The oldest stars in the universe were swallowed by the Milky Way 

A classroom concept leads to the discovery of a trio of stars that formed 12 to 13 billion years ago.
By | Published: May 23, 2024

To find the universe’s oldest stars, you must look for the ones with low chemical abundances and a retrograde orbit. That’s what a group of students in a class of MIT professor of physics and division head for astrophysics Anna Frebel found.

Using these methods, the team discovered three of the most ancient stars in the universe hidden in the Milky Way’s Halo. The trio of stars is thought to have formed 12 to 13 billion years ago; when the first galaxies were beginning to form in what we now call ultra-faint dwarf satellite galaxies (UFDs). The study was published in Monthly Notices of the Royal Astronomical Society. “These oldest stars should definitely be there, given what we know of galaxy formation,” said Frebel in a press release. “They are part of our cosmic family tree. And we now have a new way to find them.”

A stellar course 

The hint for finding the galaxies’ most ancient stars started in Frebel’s class called Observational Stellar Archeology, where her students learned about different techniques to analyze ancient stars and attempt to identify their origin. The class used data Frebel had been collecting from the 6.5-meter Magellan-Clay telescope at Las Campanas Observatory. The team found these three outsider stars and dubbed them Small Accreted Stellar System stars (SASS).

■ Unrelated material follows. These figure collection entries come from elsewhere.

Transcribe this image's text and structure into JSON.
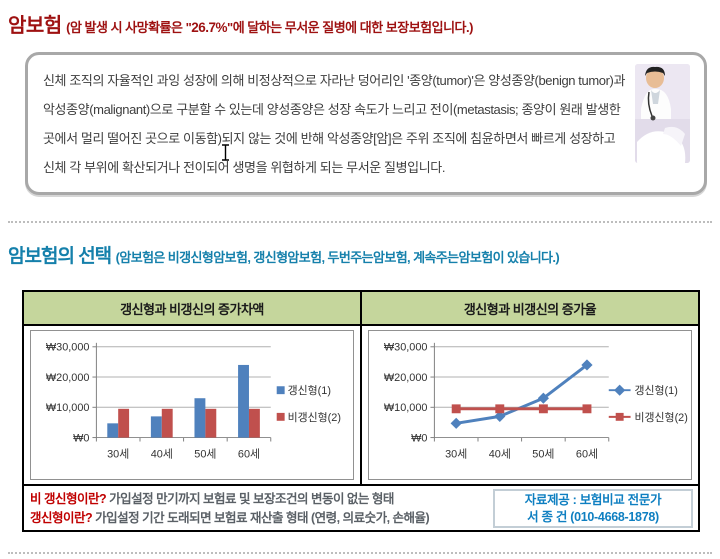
{
  "header": {
    "title": "암보험",
    "subtitle_pre": "(암 발생 시 사망확률은 \"",
    "subtitle_pct": "26.7%",
    "subtitle_post": "\"에 달하는 무서운 질병에 대한 보장보험입니다.)"
  },
  "intro": {
    "text": "신체 조직의 자율적인 과잉 성장에 의해 비정상적으로 자라난 덩어리인 '종양(tumor)'은 양성종양(benign tumor)과 악성종양(malignant)으로 구분할 수 있는데 양성종양은 성장 속도가 느리고 전이(metastasis; 종양이 원래 발생한 곳에서 멀리 떨어진 곳으로 이동함)되지 않는 것에 반해 악성종양[암]은 주위 조직에 침윤하면서 빠르게 성장하고 신체 각 부위에 확산되거나 전이되어 생명을 위협하게 되는 무서운 질병입니다."
  },
  "selection": {
    "title": "암보험의 선택",
    "subtitle": "(암보험은 비갱신형암보험, 갱신형암보험, 두번주는암보험, 계속주는암보험이 있습니다.)"
  },
  "chart_data": [
    {
      "type": "bar",
      "title": "갱신형과 비갱신의 증가차액",
      "categories": [
        "30세",
        "40세",
        "50세",
        "60세"
      ],
      "series": [
        {
          "name": "갱신형(1)",
          "color": "#4F81BD",
          "values": [
            4700,
            7000,
            13000,
            24000
          ]
        },
        {
          "name": "비갱신형(2)",
          "color": "#C0504D",
          "values": [
            9500,
            9500,
            9500,
            9500
          ]
        }
      ],
      "ylim": [
        0,
        30000
      ],
      "yticks": [
        0,
        10000,
        20000,
        30000
      ],
      "ytick_labels": [
        "₩0",
        "₩10,000",
        "₩20,000",
        "₩30,000"
      ],
      "grid": true,
      "legend_position": "right"
    },
    {
      "type": "line",
      "title": "갱신형과 비갱신의 증가율",
      "categories": [
        "30세",
        "40세",
        "50세",
        "60세"
      ],
      "series": [
        {
          "name": "갱신형(1)",
          "color": "#4F81BD",
          "values": [
            4700,
            7000,
            13000,
            24000
          ]
        },
        {
          "name": "비갱신형(2)",
          "color": "#C0504D",
          "values": [
            9500,
            9500,
            9500,
            9500
          ]
        }
      ],
      "ylim": [
        0,
        30000
      ],
      "yticks": [
        0,
        10000,
        20000,
        30000
      ],
      "ytick_labels": [
        "₩0",
        "₩10,000",
        "₩20,000",
        "₩30,000"
      ],
      "grid": true,
      "legend_position": "right"
    }
  ],
  "footer": {
    "def1_label": "비 갱신형이란?",
    "def1_text": "가입설정 만기까지 보험료 및 보장조건의 변동이 없는 형태",
    "def2_label": "갱신형이란?",
    "def2_text": "가입설정 기간 도래되면 보험료 재산출 형태 (연령, 의료숫가, 손해율)",
    "contact_line1": "자료제공 : 보험비교 전문가",
    "contact_line2": "서 종 건 (010-4668-1878)"
  },
  "colors": {
    "title_red": "#9e1111",
    "heading_teal": "#1580ab",
    "chart_header_green": "#c5d69c",
    "series_blue": "#4F81BD",
    "series_red": "#C0504D",
    "def_label_red": "#c00000",
    "contact_blue": "#0e7fc1"
  }
}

These SASS stars belonged to a UFD at one point and eventually merged with a younger Milky Way Galaxy. Now, the only evidence of the dwarf ancient galaxy is the trio of stars. But the team suspects there are more out there. Frebel’s team hopes to use the three stars as a way to further understand galaxy evolution, especially in UFDs.

Low chemicals 

The data focused on stars that formed 13.8 million years ago, soon after the Big Bang. At this stage in the universe’s life, the most abundant elements were hydrogen and helium, but there were also small traces of heavier elements such as strontium and barium.

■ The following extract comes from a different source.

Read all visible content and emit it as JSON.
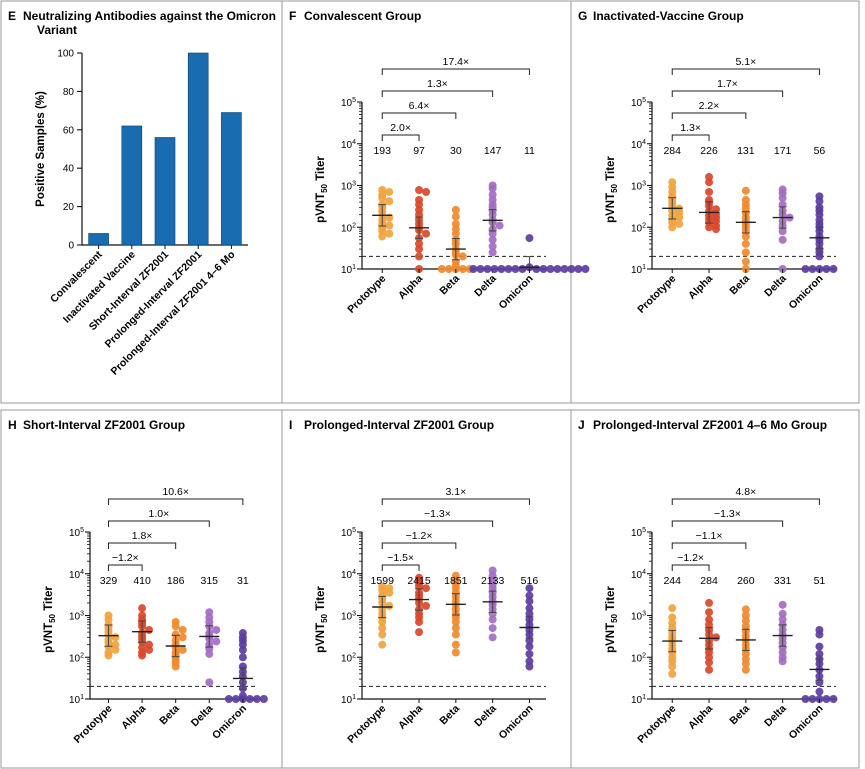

It’s extremely useful to measure a star’s chemical abundance because it reveals the type of chemical environment the star was born in, if it is part of a family (multiple stars born from the same nebula), as well as providing hints as to what age the star may be. To measure a star’s chemical abundance, it is often relative to that of the Sun. Frebel’s team found that one of the stars in the trio had 1/10,000 the amount of iron to helium compared to that of the Sun. But how did these relics get themselves transported into the Milky Way galaxy?

A peculiar orbit 

Frebel’s team traced each of the star’s orbits using Gaia astrometric data and found that they were actually moving in the opposite direction of the other stars in the Milky Way — meaning that they have retrograde orbits. In the astronomy world, specifically galactic archaeology, this a major tell-tale sign that the stars came from a progenitor system — a UFD. “The only way you can have stars going the wrong way from the rest of the gang is if you threw them in the wrong way,” said Frebel.

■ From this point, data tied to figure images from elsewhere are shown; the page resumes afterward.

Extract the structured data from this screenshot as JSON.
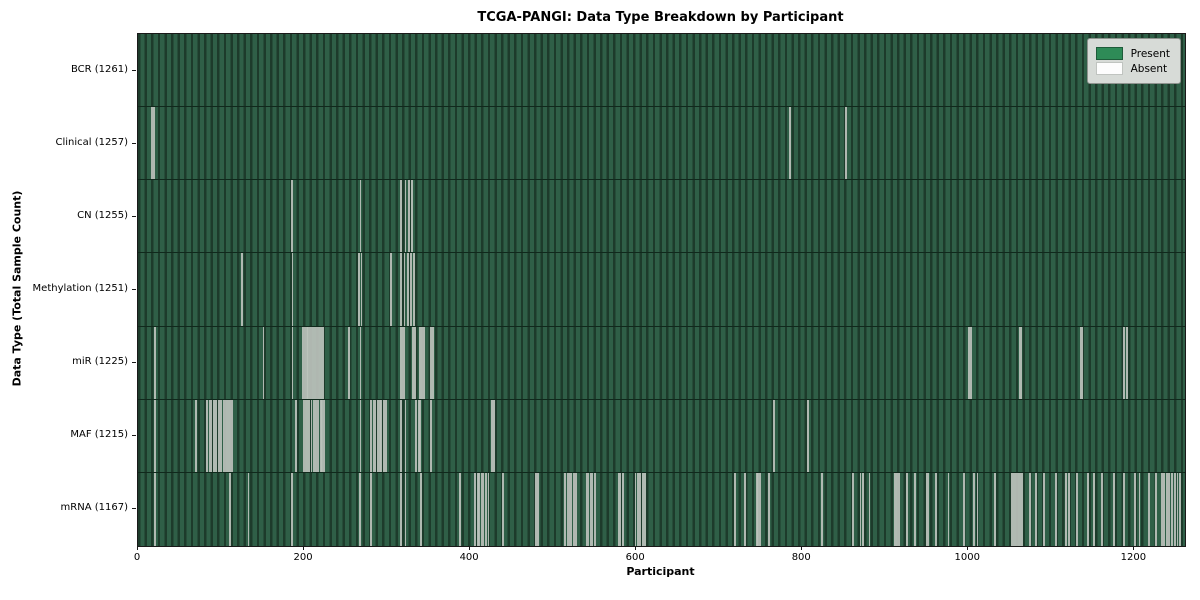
{
  "figure": {
    "title": "TCGA-PANGI: Data Type Breakdown by Participant",
    "xlabel": "Participant",
    "ylabel": "Data Type (Total Sample Count)"
  },
  "legend": {
    "present_label": "Present",
    "absent_label": "Absent"
  },
  "colors": {
    "present_green": "#2e8b57",
    "absent_white": "#ffffff",
    "bar_field_light": "#2f5f47",
    "bar_field_dark": "#1d3b2b",
    "gap_line": "#bcc2bc",
    "legend_bg": "#d7dbd7"
  },
  "chart_data": {
    "type": "heatmap",
    "title": "TCGA-PANGI: Data Type Breakdown by Participant",
    "xlabel": "Participant",
    "ylabel": "Data Type (Total Sample Count)",
    "legend": [
      "Present",
      "Absent"
    ],
    "legend_position": "upper right",
    "grid": false,
    "n_participants": 1261,
    "x_range": [
      0,
      1261
    ],
    "x_ticks": [
      0,
      200,
      400,
      600,
      800,
      1000,
      1200
    ],
    "rows": [
      {
        "label": "BCR (1261)",
        "data_type": "BCR",
        "total_sample_count": 1261,
        "absent_count": 0,
        "absent_participants": []
      },
      {
        "label": "Clinical (1257)",
        "data_type": "Clinical",
        "total_sample_count": 1257,
        "absent_count": 4,
        "absent_participants": [
          16,
          18,
          784,
          852
        ]
      },
      {
        "label": "CN (1255)",
        "data_type": "CN",
        "total_sample_count": 1255,
        "absent_count": 6,
        "absent_participants": [
          184,
          267,
          316,
          321,
          325,
          329
        ]
      },
      {
        "label": "Methylation (1251)",
        "data_type": "Methylation",
        "total_sample_count": 1251,
        "absent_count": 10,
        "absent_participants": [
          124,
          185,
          265,
          268,
          304,
          316,
          320,
          324,
          328,
          331
        ]
      },
      {
        "label": "miR (1225)",
        "data_type": "miR",
        "total_sample_count": 1225,
        "absent_count": 36,
        "absent_participants": [
          19,
          150,
          185,
          198,
          200,
          202,
          204,
          206,
          208,
          210,
          212,
          214,
          216,
          218,
          220,
          222,
          253,
          267,
          316,
          318,
          320,
          330,
          333,
          339,
          341,
          343,
          352,
          354,
          1000,
          1002,
          1061,
          1063,
          1134,
          1136,
          1186,
          1190
        ]
      },
      {
        "label": "MAF (1215)",
        "data_type": "MAF",
        "total_sample_count": 1215,
        "absent_count": 46,
        "absent_participants": [
          19,
          69,
          82,
          85,
          87,
          90,
          93,
          96,
          99,
          102,
          104,
          106,
          108,
          110,
          112,
          189,
          199,
          201,
          203,
          205,
          208,
          211,
          213,
          216,
          219,
          221,
          223,
          267,
          280,
          283,
          285,
          288,
          290,
          292,
          295,
          298,
          316,
          321,
          334,
          337,
          339,
          352,
          425,
          428,
          765,
          806
        ]
      },
      {
        "label": "mRNA (1167)",
        "data_type": "mRNA",
        "total_sample_count": 1167,
        "absent_count": 94,
        "absent_participants": [
          19,
          110,
          132,
          184,
          266,
          280,
          316,
          321,
          340,
          387,
          405,
          408,
          410,
          413,
          415,
          418,
          421,
          439,
          478,
          481,
          513,
          517,
          519,
          521,
          524,
          526,
          539,
          541,
          544,
          546,
          549,
          578,
          580,
          583,
          598,
          601,
          604,
          607,
          610,
          718,
          730,
          744,
          746,
          748,
          759,
          823,
          860,
          869,
          872,
          880,
          911,
          913,
          915,
          925,
          935,
          949,
          951,
          960,
          975,
          994,
          1006,
          1010,
          1031,
          1051,
          1053,
          1055,
          1057,
          1059,
          1061,
          1064,
          1073,
          1080,
          1090,
          1105,
          1117,
          1120,
          1130,
          1143,
          1150,
          1160,
          1174,
          1186,
          1200,
          1205,
          1217,
          1225,
          1232,
          1235,
          1238,
          1241,
          1244,
          1248,
          1251,
          1254
        ]
      }
    ]
  }
}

Frebel took a step further and analyzed other ancient stars in the Milky Way halo that were previously studied and found 65 fast-moving (hundreds of kilometers per second) retrograde stars that also had low strontium and barium abundances. “They’re on the run! We don’t know why that’s the case, but it was the piece to the puzzle that we needed, and that, I didn’t quite anticipate when we started,” said Frebel in a statement.

Next, the researchers plan on looking for more SASS stars and UFDs. From the 400 billion stars in the Milky Way, the students are hopeful they will find more of the universe’s oldest stars.